A couple of months ago, the day I ended my True North study was the very same day I began my new job at a group home foundation for girls, that had no girls. I was absolutely certain that was exactly where I was supposed to be.
I quit December 22nd.
The foundation was illegitimate.
As much as I knew that was exactly where I was supposed to be with every sign under heaven, I still believe it.
It was a test of character, integrity, and values for me and along the way I made a wonderful new friend, Lauri. I believe I needed her as much as maybe she needed me.
There I was two days before Christmas unemployed, which means no money coming in whatsoever.
I felt refreshed and saved getting out of there as if it were my own special Christmas gift; yet, there is a certain blend of uncertainty, fear, and faith.
God is often referred to as the husband to the husbandless. Many times in my life when I knew I had nothing left of myself and lost my passion to move mountains I have handed situations over to God and said as plain and clearly as He was standing in front of me in my home, "This is yours, please handle it."
Let me share with you two things that have happened that makes me smile and look to heaven ... taking the stuff out of my old purse to put into my new Brighton purse on Christmas day, I found a 1-week paycheck I had forgotten to cash.

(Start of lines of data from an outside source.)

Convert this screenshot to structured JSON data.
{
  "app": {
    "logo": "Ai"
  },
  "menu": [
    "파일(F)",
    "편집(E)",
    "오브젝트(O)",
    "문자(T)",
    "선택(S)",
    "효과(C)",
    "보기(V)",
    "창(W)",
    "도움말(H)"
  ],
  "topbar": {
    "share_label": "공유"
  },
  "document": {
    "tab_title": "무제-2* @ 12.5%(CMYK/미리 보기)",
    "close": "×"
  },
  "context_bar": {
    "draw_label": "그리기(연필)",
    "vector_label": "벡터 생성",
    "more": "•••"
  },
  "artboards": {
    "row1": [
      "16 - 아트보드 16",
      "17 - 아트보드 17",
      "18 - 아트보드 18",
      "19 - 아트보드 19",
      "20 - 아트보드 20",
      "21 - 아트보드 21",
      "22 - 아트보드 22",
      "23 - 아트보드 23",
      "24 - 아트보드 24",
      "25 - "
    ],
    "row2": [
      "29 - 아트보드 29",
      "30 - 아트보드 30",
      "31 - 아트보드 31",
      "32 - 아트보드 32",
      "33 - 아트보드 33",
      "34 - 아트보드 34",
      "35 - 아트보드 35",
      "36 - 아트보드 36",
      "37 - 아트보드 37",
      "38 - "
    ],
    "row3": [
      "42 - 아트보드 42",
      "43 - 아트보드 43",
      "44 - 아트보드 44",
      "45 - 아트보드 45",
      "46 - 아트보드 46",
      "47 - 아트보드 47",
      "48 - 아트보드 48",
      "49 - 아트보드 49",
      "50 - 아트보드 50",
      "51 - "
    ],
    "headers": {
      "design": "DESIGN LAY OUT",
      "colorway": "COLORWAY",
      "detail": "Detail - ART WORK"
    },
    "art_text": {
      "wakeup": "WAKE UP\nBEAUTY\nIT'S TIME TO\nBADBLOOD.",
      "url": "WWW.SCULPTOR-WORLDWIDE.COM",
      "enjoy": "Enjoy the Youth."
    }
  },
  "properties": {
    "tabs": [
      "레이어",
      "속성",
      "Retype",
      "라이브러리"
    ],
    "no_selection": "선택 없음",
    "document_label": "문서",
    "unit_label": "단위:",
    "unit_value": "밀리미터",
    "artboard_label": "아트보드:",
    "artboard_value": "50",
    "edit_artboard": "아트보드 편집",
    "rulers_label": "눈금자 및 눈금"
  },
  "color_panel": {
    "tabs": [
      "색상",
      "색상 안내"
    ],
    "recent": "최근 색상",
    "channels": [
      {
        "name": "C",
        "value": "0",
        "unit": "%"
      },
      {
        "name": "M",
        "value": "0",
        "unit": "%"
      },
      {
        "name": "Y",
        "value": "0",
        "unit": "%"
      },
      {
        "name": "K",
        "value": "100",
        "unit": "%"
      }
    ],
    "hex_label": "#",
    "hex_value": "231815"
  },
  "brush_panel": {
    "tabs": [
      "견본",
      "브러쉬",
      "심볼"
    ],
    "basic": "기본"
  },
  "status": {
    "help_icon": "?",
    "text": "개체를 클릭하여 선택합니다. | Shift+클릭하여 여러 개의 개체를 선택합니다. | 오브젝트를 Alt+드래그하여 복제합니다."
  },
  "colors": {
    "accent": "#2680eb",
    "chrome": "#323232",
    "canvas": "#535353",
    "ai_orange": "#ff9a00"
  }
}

I'm not sure how I forgot that, but it buys me a month without worry.
The day after Christmas, there was one piece of mail in my mailbox. It was a letter from a doctors office that initially looked as if I owed $35.00 on an appointment from over two years ago. I was instantly aggravated, because I never leave bills unpaid. Re-reading it, it was a letter stating I had unclaimed funds of $35.00 they owe me.
This is not me "testing" God and I don't recommend it. This is me in a very honest place that I cannot do alone and handing to Him.
I don't undertand why certain things happen along the way in life.
Brooke continues to push boundaries farther than ever dreamed and I can only become more open as a mom to what is tough love when chaos fills my home and I cannot trust her out of my sight.
I am thankful for Christmas. So many times I was at my wits end between my job and Brooke that I imagined God doing the peace symbol with His hands pointing to His eyes saying, "Keep your eyes on Me. Focus on Me." And I did.
I made Christmas everything that it was with my eyes on Jesus. Knowing that while life isn't perfect on earth, I will have my happily ever after only because of Him. No matter what happens with Brooke by her choices in life, she will have happily ever after because of her faith in God. She will face unlimited consequences, but her name/salvation cannot be erased in God's holy book.
So much needs to happen right now and I don't know how things will work out, but I know my God, and I know they always do.